I see this question as an extension of the question you just asked and it sounds like you are on the right track.
One thing I would comment on regarding your order of operations above, I would never compute a phylogenetic tree until after you have an alignment, and in my opinion, a curated alignment. I also think, during curation, that every alignment should be edited by eye.
Alignment programs are far from perfect (so are people when doing alignments, computers are a lot faster, but are also error prone). I see a lot of pipeline algorithms designed to go directly from BLAST, to CLUSTAL W or MUSCLE, then automatic trimming of sequences (what you are calling "chop the region of interest", correct?), and then go right into constructing a phylogeny without looking at the alignment. I think this is a recipe for danger.
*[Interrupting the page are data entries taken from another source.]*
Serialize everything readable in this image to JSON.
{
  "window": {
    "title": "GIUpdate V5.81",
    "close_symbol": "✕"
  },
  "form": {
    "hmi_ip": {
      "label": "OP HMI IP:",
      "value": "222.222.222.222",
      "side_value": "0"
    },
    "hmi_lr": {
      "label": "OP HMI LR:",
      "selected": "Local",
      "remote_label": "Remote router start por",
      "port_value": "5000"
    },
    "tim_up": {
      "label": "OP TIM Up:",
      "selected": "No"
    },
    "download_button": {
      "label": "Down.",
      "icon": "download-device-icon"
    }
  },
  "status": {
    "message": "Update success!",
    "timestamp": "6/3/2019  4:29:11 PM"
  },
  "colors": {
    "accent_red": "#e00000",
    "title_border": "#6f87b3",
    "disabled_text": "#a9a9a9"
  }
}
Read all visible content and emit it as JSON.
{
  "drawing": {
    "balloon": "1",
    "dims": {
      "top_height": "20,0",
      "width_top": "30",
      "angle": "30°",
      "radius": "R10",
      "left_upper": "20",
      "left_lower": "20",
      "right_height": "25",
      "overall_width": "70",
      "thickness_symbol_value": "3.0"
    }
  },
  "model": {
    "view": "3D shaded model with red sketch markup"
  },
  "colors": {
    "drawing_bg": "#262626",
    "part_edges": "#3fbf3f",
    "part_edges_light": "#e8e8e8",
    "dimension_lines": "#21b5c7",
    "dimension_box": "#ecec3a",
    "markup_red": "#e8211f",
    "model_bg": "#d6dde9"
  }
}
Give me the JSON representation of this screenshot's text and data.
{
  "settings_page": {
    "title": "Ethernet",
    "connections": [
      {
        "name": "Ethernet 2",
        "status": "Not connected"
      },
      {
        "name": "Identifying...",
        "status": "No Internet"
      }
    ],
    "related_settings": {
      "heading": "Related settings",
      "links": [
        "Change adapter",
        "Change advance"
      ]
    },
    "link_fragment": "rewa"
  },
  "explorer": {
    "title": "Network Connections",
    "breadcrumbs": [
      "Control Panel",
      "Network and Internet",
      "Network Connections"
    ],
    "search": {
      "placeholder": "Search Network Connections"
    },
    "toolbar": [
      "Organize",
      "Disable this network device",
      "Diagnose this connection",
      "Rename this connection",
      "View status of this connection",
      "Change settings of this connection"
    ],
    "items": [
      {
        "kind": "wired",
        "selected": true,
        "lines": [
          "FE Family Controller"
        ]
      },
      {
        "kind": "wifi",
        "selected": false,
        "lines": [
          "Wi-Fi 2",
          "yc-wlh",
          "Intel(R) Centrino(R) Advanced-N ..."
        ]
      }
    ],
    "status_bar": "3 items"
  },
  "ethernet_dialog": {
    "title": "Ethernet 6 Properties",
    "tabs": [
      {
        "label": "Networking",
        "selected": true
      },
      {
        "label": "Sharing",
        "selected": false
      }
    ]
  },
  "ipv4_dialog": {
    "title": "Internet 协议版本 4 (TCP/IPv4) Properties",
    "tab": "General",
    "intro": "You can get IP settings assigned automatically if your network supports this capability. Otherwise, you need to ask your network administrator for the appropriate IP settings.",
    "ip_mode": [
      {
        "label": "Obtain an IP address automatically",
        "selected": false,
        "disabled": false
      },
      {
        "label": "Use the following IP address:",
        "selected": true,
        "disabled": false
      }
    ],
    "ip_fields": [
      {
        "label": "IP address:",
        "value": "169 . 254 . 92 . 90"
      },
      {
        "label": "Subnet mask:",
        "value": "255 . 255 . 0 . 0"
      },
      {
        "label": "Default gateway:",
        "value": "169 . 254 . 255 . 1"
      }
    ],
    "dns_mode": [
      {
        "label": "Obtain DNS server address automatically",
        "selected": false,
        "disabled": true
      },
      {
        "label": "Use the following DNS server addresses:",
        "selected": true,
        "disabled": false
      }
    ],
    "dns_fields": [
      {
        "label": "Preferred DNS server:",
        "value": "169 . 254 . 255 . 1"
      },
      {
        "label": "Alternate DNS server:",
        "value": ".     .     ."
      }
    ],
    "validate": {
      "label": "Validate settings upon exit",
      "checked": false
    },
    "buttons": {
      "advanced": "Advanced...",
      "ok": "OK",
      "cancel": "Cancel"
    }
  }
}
With what I said above, I think you really need to grasp the diversity in your homologous domain in order to know how to inspect the alignment and choose which sequences show synteny within that alignment. Some of your BLAST hits to your domain of interest could be due to chance (have you decided on a e-value cut off?) or to convergent evolution. Also, you study fungi, like I do, and we are becoming more and more aware of how prevalent horizontal gene transfer events are in the fungi. The process of understanding homology is subtle and time consuming. If you need to read up on homology and phylogenetic theory, I may suggest the new book by Baum & Smith: Tree Thinking.
My standards are: Determine if the sequences are truly homologous. My answer here is long because this is not a trivial exercise.
My strategy to address the problem is to first take my domain of interest and BLAST it to my database of interest (are you just interested in the fungi or in all organisms?). I then align the sequences using one of many programs that I choose (for me this may mean all hits to all sequenced fungal genomes, or all the sequences in NCBI, or a single genus). I edit my alignment in a text editor to check for obvious homologies, mis-placed aligned regions, etc., etc. I construct a phylogenetic tree in lots of different ways and using lots of different methods and programs (see Joe Felsenstein's list here and my recent opinion here) according to how much time I have and the stage of the project. I look at the tree, maybe do another BLAST, add sequences, remove sequences, look for psuedogenes, clades showing long branch attraction, etc., and continue to the process. A phylogeny is never perfect, it's an estimate and a hypothesis, but some phylogenies are better than others.